The dead couple left behind their terror tool of choice the Apple iPhone5C which could contain vital information on their plans, contacts and, most importantly, future terror plots by other ISIS sympathizers. The terror weapon is locked with Apple encryption technology that prevents state and federal agents from accessing information that could save lives.
Cook, in a public statement, said a software backdoor to the Apple iPhone is “too dangerous to create.” It may be too dangerous not to create. The government wants a work around to privacy that would allow them to use unlimited random codes to safely access the phone’s information.  Data are ordinarily deleted after minimal random attempts.
The Apple iPhone used by Farook and Malik and millions of others is an incredible communications device that Steve Jobs created and forever changed the world and the way business, legal and otherwise, is done.
It has also become a ubiquitous device for everything from entertainment to time saving apps to a recruiting station for terrorists and as an aid to kill innocent Americans. I believe Jobs would have realized that and cooperated with the FBI.
Cook wants to protect the privacy of two dead terrorists by denying law enforcement officials access to information that could save lives and provide valuable intelligence in the global fight against terror
in the name of good business. He argues it would be bad for the company and its customers to help the FBI with the technology to access user information. It would leave customers open to increased risk of cyber thieves and other criminals.
The risks are great from Cook cooperating with the feds or keeping the closet door shut on his customers. Washington officials, the family members of those killed in San Bernardino and most assuredly ISIS terrorists are looking to Cook to see what the future will look like for them and the rest of us. If only Jobs were here for Cook to consult.
Instead my fellow Alabamian and fellow Auburn University alum must seek counsel technologically and find a way for Apple to balance privacy and security in a time of serious and deadly global terror threats. If Cook finds a way philosophically and technologically to make this bridge, he may become one of America’s great corporate and global leaders like Jobs.
In ordinary times and under different circumstances, Cook would be right to fight access to customer information. But the times are not ordinary and terrorists are always looking for technological ways to attack our country, our families and our way of life.
The terrorists are effectively using our freedoms and laws to their advantage against us and Tim Cook needs to reconsider his strong willed opposition to cooperating with the government that gives him
the economic system and personal freedom to be the wealthy CEO he is.

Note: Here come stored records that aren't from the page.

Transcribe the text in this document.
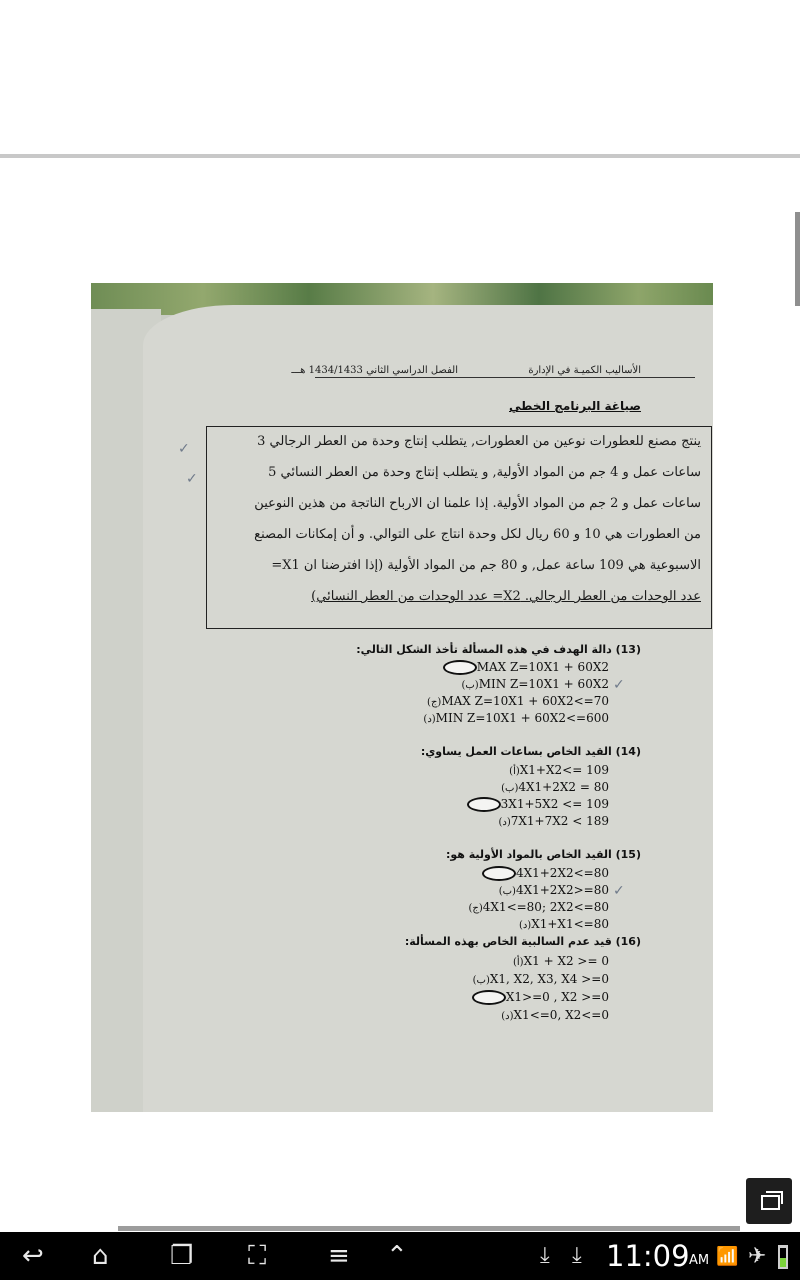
الأساليب الكميـة في الإدارة
الفصل الدراسي الثاني 1434/1433 هـــ
صياغة البرنامج الخطي
ينتج مصنع للعطورات نوعين من العطورات, يتطلب إنتاج وحدة من العطر الرجالي 3
ساعات عمل و 4 جم من المواد الأولية, و يتطلب إنتاج وحدة من العطر النسائي 5
ساعات عمل و 2 جم من المواد الأولية. إذا علمنا ان الارباح الناتجة من هذين النوعين
من العطورات هي 10 و 60 ريال لكل وحدة انتاج على التوالي. و أن إمكانات المصنع
الاسبوعية هي 109 ساعة عمل, و 80 جم من المواد الأولية (إذا افترضنا ان X1=
عدد الوحدات من العطر الرجالي. X2= عدد الوحدات من العطر النسائي)
(13) دالة الهدف في هذه المسألة تأخذ الشكل التالي:
MAX Z=10X1 + 60X2
(ب)MIN Z=10X1 + 60X2
(ج)MAX Z=10X1 + 60X2<=70
(د)MIN Z=10X1 + 60X2<=600
(14) القيد الخاص بساعات العمل يساوي:
(أ)X1+X2<= 109
(ب)4X1+2X2 = 80
3X1+5X2 <= 109
(د)7X1+7X2 < 189
(15) القيد الخاص بالمواد الأولية هو:
4X1+2X2<=80
(ب)4X1+2X2>=80
(ج)4X1<=80; 2X2<=80
(د)X1+X1<=80
(16) قيد عدم السالبية الخاص بهذه المسألة:
(أ)X1 + X2 >= 0
(ب)X1, X2, X3, X4 >=0
X1>=0 , X2 >=0
(د)X1<=0, X2<=0
✓
✓
✓
✓
↩ ⌂ ❐ ⛶ ≡ ⌃	⤓ ⤓ 11:09 AM 📶 ✈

He needs to find a way to join in the fight against terror not aid it. Failure to do so could lead to more tragedies he could have helped prevent.
The Apple annual meeting is next week. Security will be extremely heavy for Mr. Cook, board members including Al Gore and stockholders.
That is as it should be. Everyone needs to be protected from the constant threat of terror attacks. Just ask the families of those killed in Paris and San Bernardino.  Apple iPhones should be the product Jobs envisioned them to be to make our lives easier not devices of terrorists to create chaos and endanger lives.

Longtime Washington diplomat Jim Patterson writes from Washington and Silicon Valley.